Opportunities for compression
The RMT lens collapses three observations into a per-role recipe:
| Role | Regime | Recommendation |
|---|---|---|
MLP up, down |
Random-like (α≈5) | Either Gavish-Donoho hard-thresholded SVD, or spike + sketch: keep the ~100 signal eigenvalues exactly, replace the MP bulk with a seeded random matrix of matching $\sigma^2$. The bulk is statistically reproducible noise — doesn’t need to be stored verbatim. |
MLP gate |
Bulk-and-spikes | Standard rank-truncated SVD around the MP threshold (~75 signal directions). Quantize residuals. |
Attention K, O |
Bulk-and-spikes | Same; K is well-suited to per-token quantization (KIVI inverted). |
Attention Q, V |
Heavy-tailed (HTSR) | Avoid pure low-rank truncation. No clean noise floor — every cut loses signal. Use quantization-only or activation-aware decomposition (ASVD/FWSVD). |
| Layer 14 (especially Q, gate, up) | Most-trained | Reserve highest precision; do not aggressively reduce rank. |
| RMSNorm weights | Outlier-heavy | Keep in bf16/fp16. They cost nothing. |
| KV cache (V) | Shannon eff-rank ~55–62% of head_dim; ~15–40 signal eigenvalues above MP edge; no cross-layer overlap | Per-layer rank truncation calibrated on activations; reconstruction-error sweep to pick the cut. Cross-layer factorisation does not work. |
| KV cache (K) | Token-aligned outliers; no cross-layer overlap | Per-token quantization (against KIVI’s published recipe). Cross-layer factorisation does not work. |
Two specific experiments would close the loop:
- Spike + sketch on a representative MLP up/down — pick one layer, factor out the top-100 eigenpairs, replace the bulk with a seeded random matrix of the right scale, measure end-to-end loss change. The MP fit is clean enough that this should almost work without finetuning.

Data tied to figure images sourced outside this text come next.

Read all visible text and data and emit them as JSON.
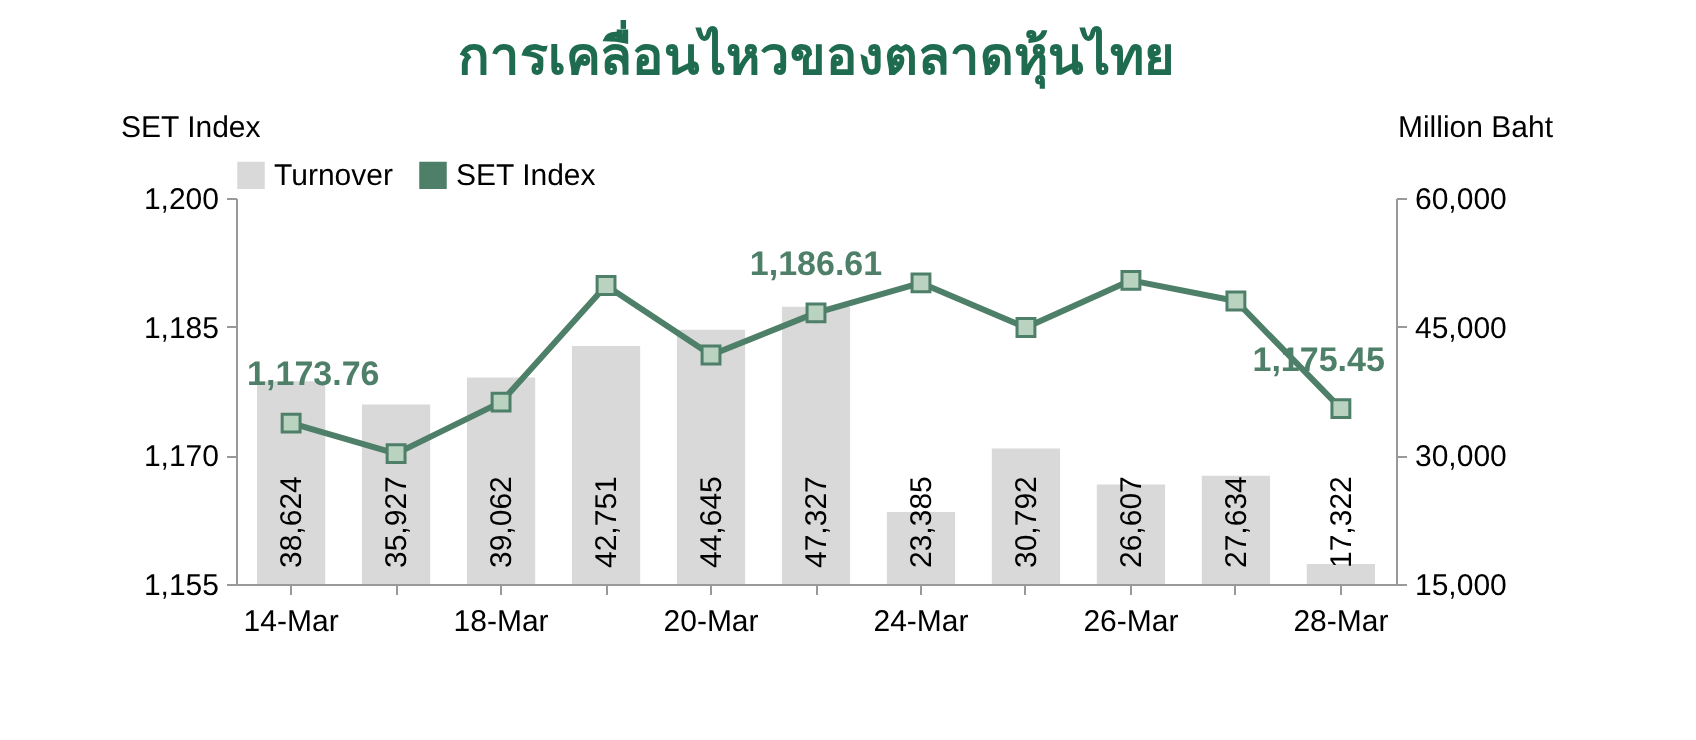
{
  "chart_data": {
    "type": "bar",
    "title": "การเคลื่อนไหวของตลาดหุ้นไทย",
    "categories": [
      "14-Mar",
      null,
      "18-Mar",
      null,
      "20-Mar",
      null,
      "24-Mar",
      null,
      "26-Mar",
      null,
      "28-Mar"
    ],
    "series": [
      {
        "name": "Turnover",
        "axis": "y2",
        "color": "#d9d9d9",
        "values": [
          38624,
          35927,
          39062,
          42751,
          44645,
          47327,
          23385,
          30792,
          26607,
          27634,
          17322
        ],
        "value_labels": [
          "38,624",
          "35,927",
          "39,062",
          "42,751",
          "44,645",
          "47,327",
          "23,385",
          "30,792",
          "26,607",
          "27,634",
          "17,322"
        ]
      },
      {
        "name": "SET Index",
        "type": "line",
        "axis": "y",
        "color": "#4e7f68",
        "marker": "square",
        "values": [
          1173.76,
          1170.2,
          1176.2,
          1189.8,
          1181.7,
          1186.61,
          1190.1,
          1184.9,
          1190.4,
          1188.0,
          1175.45
        ],
        "value_labels": [
          "1,173.76",
          null,
          null,
          null,
          null,
          "1,186.61",
          null,
          null,
          null,
          null,
          "1,175.45"
        ]
      }
    ],
    "ylabel": "SET Index",
    "y2label": "Million Baht",
    "ylim": [
      1155,
      1200
    ],
    "yticks": [
      {
        "value": 1155,
        "label": "1,155"
      },
      {
        "value": 1170,
        "label": "1,170"
      },
      {
        "value": 1185,
        "label": "1,185"
      },
      {
        "value": 1200,
        "label": "1,200"
      }
    ],
    "y2lim": [
      15000,
      60000
    ],
    "y2ticks": [
      {
        "value": 15000,
        "label": "15,000"
      },
      {
        "value": 30000,
        "label": "30,000"
      },
      {
        "value": 45000,
        "label": "45,000"
      },
      {
        "value": 60000,
        "label": "60,000"
      }
    ],
    "legend": "top",
    "grid": false
  }
}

- HTSR quality control — fit α at every layer, refuse low-rank for any matrix with α < 4. This is a 100-line guard rail against destroying training signal in heavy-tailed weights.
TL;DR
Five findings:
-
Weights are near-Gaussian. The exception is RMSNorm scale — outliers reaching ×900 — keep those in full precision regardless of what you do to projections.
-
Three spectral regimes. MLP
up/downare random-like (5–7% of eigenvalues above the noise floor, carrying 15-19% of energy).gate,K,Ohave a clean MP bulk plus moderate signal (23–29% signal energy).QandVare heavy-tailed but differently: Q’s bulk is deformed — 12% of eigenvalues fall below the MP lower edge, where the law predicts zero; V’s bulk respects the MP boundary but carries a handful of extreme outliers (top eigenvalue 7× the noise floor on average). -
Layer 14 is the most-trained layer for Q, gate, and up simultaneously. Reserve highest precision here.
-
KV cache. K outliers are token-aligned, not channel-aligned as KIVI assumes — per-token K quantization is correct for this model. V’s weight spectrum is a misleading proxy for cache compressibility: V activations span 55–62% of head_dim at runtime despite the weight’s low stable rank (~23). Calibrate on activations, not weights.
-
No cross-layer sharing. Q subspaces are orthogonal across the layer-15 KV-share boundary (mean cos² at the random baseline 0.042). K and V caches are similarly orthogonal across layers — cross-layer factorisation is ruled out.